Robertsonian translocation is a special kind of balanced translocation, involving only the acrocentric chromosomes. When two acrocentric chromosomes break at the centromere, their long arms join to form a derived chromosome. In our study, 31 cases of Robertsonian translocation were found, among them 12 cases were 45,XN,der(13;14)(q10;q10), accounting for 38.71%, which is well consistent with previous research results (Dutta et al. 2011; Sheth et al. 2013; Fan et al. 2016). Thus, our results further confirm that Robertsonian translocation is most likely to occur on chromosomes 13 and 14.

Inversion is a chromosome that has been broken twice, and the segment between the two breakpoints rotates 180° before reconnecting, leading to the rearrangement of the chromosome gene order.

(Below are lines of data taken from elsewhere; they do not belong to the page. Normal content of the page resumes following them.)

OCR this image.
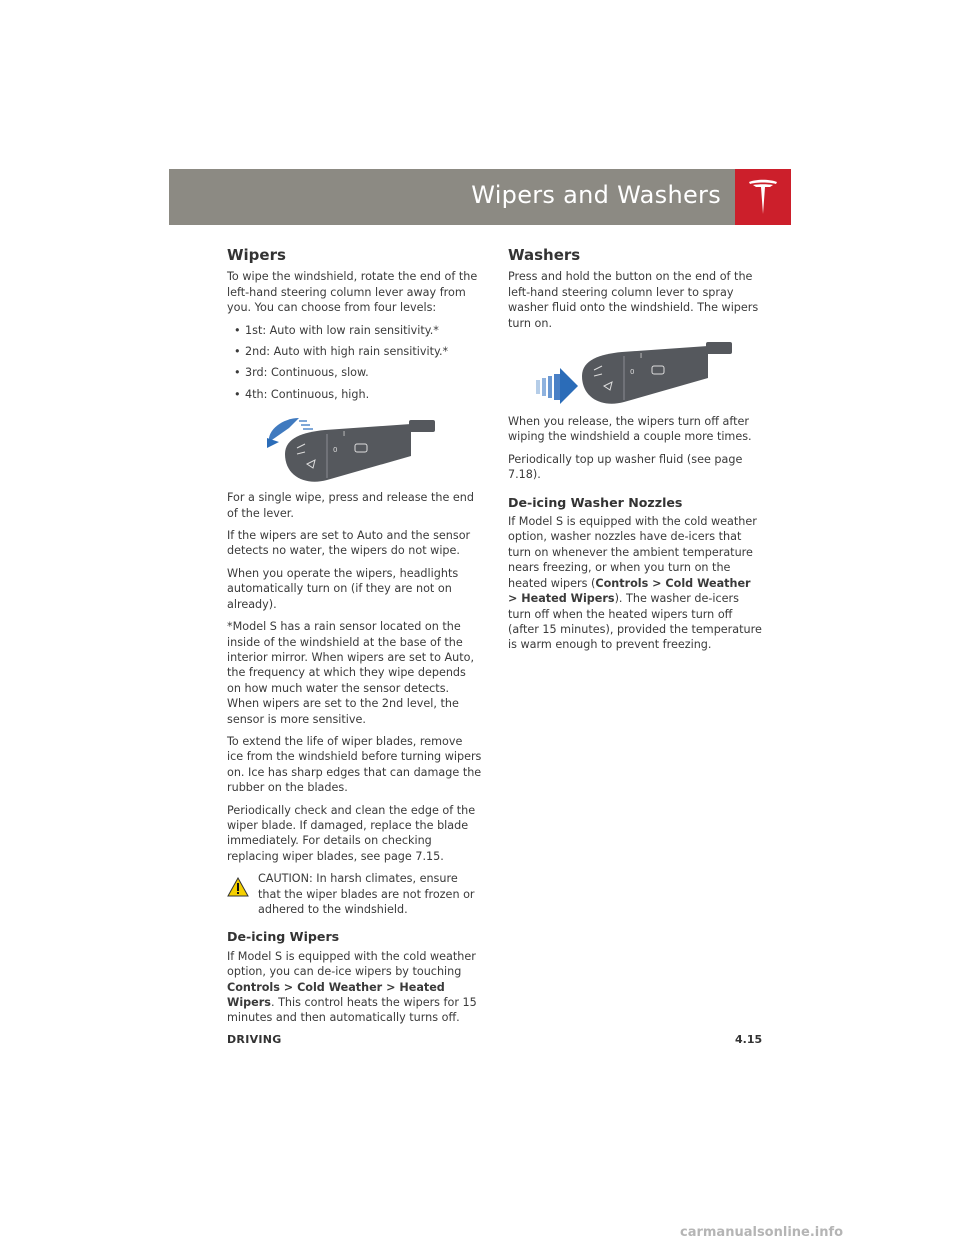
Wipers and Washers
Wipers

To wipe the windshield, rotate the end of the left-hand steering column lever away from you. You can choose from four levels:

• 1st: Auto with low rain sensitivity.*
• 2nd: Auto with high rain sensitivity.*
• 3rd: Continuous, slow.
• 4th: Continuous, high.
I
0

For a single wipe, press and release the end of the lever.

If the wipers are set to Auto and the sensor detects no water, the wipers do not wipe.

When you operate the wipers, headlights automatically turn on (if they are not on already).

*Model S has a rain sensor located on the inside of the windshield at the base of the interior mirror. When wipers are set to Auto, the frequency at which they wipe depends on how much water the sensor detects. When wipers are set to the 2nd level, the sensor is more sensitive.

To extend the life of wiper blades, remove ice from the windshield before turning wipers on. Ice has sharp edges that can damage the rubber on the blades.

Periodically check and clean the edge of the wiper blade. If damaged, replace the blade immediately. For details on checking replacing wiper blades, see page 7.15.

CAUTION: In harsh climates, ensure that the wiper blades are not frozen or adhered to the windshield.
De-icing Wipers

If Model S is equipped with the cold weather option, you can de-ice wipers by touching Controls > Cold Weather > Heated Wipers. This control heats the wipers for 15 minutes and then automatically turns off.

Washers

Press and hold the button on the end of the left-hand steering column lever to spray washer fluid onto the windshield. The wipers turn on.

I
0

When you release, the wipers turn off after wiping the windshield a couple more times.

Periodically top up washer fluid (see page 7.18).

De-icing Washer Nozzles

If Model S is equipped with the cold weather option, washer nozzles have de-icers that turn on whenever the ambient temperature nears freezing, or when you turn on the heated wipers (Controls > Cold Weather > Heated Wipers). The washer de-icers turn off when the heated wipers turn off (after 15 minutes), provided the temperature is warm enough to prevent freezing.

DRIVING	4.15
carmanualsonline.info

In our study, inversion were found in 23 cases, mainly involving chromosomes 1, Y, 3 and 11. Previous studies also described the presence of chromosomes 1, Y, 3 and 11 inversions in patients with spontaneous abortion (Dutta et al. 2011; Tunç et al. 2016). In addition, 12 cases were pericentric inversions, nine cases were paracentric inversion in the long arm of chromosome, and in two cases paracentric inversion was detected in the short arm of chromosome, suggesting that the incidence of paracentric inversion in the short arm of chromosome might be lower than that in the other two forms. It is widely known that the role of pericentric inversion 9 variant in spontaneous abortion is controversial. In this study, 28 cases of pericentric inversion 9 variant were detected, and the incidence rate (0.54%, 28/5918) was much lower than that of normal population (1.00–1.65%) (Teo et al. 1995), suggesting that the pericentric inversion 9 variant is a normal chromosomal variation.

Summary and conclusion

The prevalence of chromosomal abnormalities in couples with spontaneous abortion in Yantai, Shandong province was 5.85%, indicating that the chromosome abnormality could be one of the important causes of spontaneous abortion. The rate of percentage of chromosomal abnormalities in females was significantly higher than that of males. The rate of chromosome abnormality was positively correlated with the number of spontaneous abortions. Hence, gender and the number of spontaneous abortions should also be considered in genetic counselling. When one of the partners has chromosome abnormality, preimplantation genetic diagnosis, amniocentesis, or chorionic villus sampling could play a great significance for reducing birth defects.